After graduating, Parla and her mother moved to New York, defying her mother's wishes and took a job as a cigarette girl in a night club in Greenwich Village and waiting to attract more attention over other dancers, as she shared the house where she lodged with a dance school. She agreed not to tell her father about her job and allowed her mother to work as a on-the-job chaperone and threatening to kill herself. Parla's job gave her the confidence to audition in the presence of director of the Havana Casino Orchestra Don Justo Angel Azpiazú, after the club's Spanish dancer felt unwell. Out of 150 candidates held at an audition at the Paramount Theatre, she won the audition to be part of Azpiatzú's dance team because of "her gyrating hips". Parla was due to be paired with a male dancer but she demanded to Azpiatzú that she dance the rumba alone after she declared one of the candidate's uncoordinated. She said, "The rumba is very sexual, and I didn't like doing it with a partner."

Parla and the group toured New York in 1930, becoming a success with her "sexually suggestive rumba act". The following year, she toured the United States to demonstrate her technique, before moving to Europe with her mother to tour with the group in 1932. During an engagement in Monte Carlo, Parla attracted the attention of Edward, Prince of Wales and his brother Albert, Duke of York. Edward summoned Parla to his villa the next day to teach him the rhumba. On Bastille Day on July 14, 1932, she descended a stairwell draped in Cuba's red, white and blue colors, causing the French to mistake her patriotism of her homeland as a gesture to their own national holiday and earning her praise with shouts of "Vive La France". This led "Mariana scarfs" copied from her costume to go on sale in chic French stores, along with casseroles, cocktails and perfumes named after her, and taught Josephine Baker the rhumba. Parla then went to Brussels, where Leopold of Belgium was so taken with her rhumba that he provided her with a large enough box of chocolates that she stepped on it.

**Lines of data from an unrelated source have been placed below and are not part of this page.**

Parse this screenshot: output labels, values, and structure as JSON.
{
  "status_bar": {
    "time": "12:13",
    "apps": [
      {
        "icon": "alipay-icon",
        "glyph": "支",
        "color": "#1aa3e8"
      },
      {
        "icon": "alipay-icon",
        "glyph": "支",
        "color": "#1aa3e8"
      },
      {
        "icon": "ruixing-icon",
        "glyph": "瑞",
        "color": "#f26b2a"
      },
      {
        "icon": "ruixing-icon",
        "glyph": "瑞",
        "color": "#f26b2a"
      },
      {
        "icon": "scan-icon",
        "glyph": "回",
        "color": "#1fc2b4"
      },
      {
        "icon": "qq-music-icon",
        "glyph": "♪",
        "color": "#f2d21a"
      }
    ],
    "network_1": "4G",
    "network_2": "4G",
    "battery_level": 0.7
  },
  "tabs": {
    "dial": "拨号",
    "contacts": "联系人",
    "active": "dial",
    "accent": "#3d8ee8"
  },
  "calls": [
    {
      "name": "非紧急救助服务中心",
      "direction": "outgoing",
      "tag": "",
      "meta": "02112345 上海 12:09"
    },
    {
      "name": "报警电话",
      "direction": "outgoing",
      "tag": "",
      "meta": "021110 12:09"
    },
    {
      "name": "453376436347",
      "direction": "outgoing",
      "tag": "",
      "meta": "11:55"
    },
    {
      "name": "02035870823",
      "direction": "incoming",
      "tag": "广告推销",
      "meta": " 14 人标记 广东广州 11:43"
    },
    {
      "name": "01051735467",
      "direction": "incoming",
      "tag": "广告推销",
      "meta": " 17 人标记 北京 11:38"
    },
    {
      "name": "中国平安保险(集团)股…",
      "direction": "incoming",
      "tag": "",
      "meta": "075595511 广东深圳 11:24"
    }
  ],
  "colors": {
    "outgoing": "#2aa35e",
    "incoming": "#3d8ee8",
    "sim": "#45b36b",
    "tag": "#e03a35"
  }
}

She returned to the United States via the SS Île de France in November 1933. Parla spent 1934 dancing at Mon Paris nightclub, before complying with the wishes of her father at the end of the year to return to Havana and marry a millionaire rancher. Life living on a Cuban became too domesticated as a housewife and mother and she exchanged marriage for a return to public view. In 1935, Parla received an appointment to teach Edward the cucaracha in London, and said wanted Edward to visit Havana. She became friends with Ernest Hemingway, and featured in two films in Mexico, The Angry God and The Black Privateer, along with multiple documentaries. After Fidel Castro took power in Cuba in 1959, Parla and her family fled to the United States and settled in Miami, working as a hospital administrator and typist at Victoria Hospital before retiring 20 years later, with the occasional appearance in nostalgia shows.

==Personal life==

Parla was married three times. Her first marriage to millionaire rancher Antonio Fuello resulted in a daughter before they divorced. Parla's second marriage, to jai alai player Guillermo Amuchastegui who toured the globe in the 1940s, also ended in divorce. She was lastly married to Armando Gali-Menéndez, a senior Cuban Army officer (disputed) serving under the rule of Fulgencio Batista; he predeceased Parlá. She died from cancer on the night of October 6, 1998 in Miami.

== Reception and legacy ==
Orlando González Esteva, a historian, called her "a fabulous story of Cuban music", and several publications termed her "the Queen of Rumba". Walter Winchell, the journalist, called Parla "that lovely Havana torso flipper".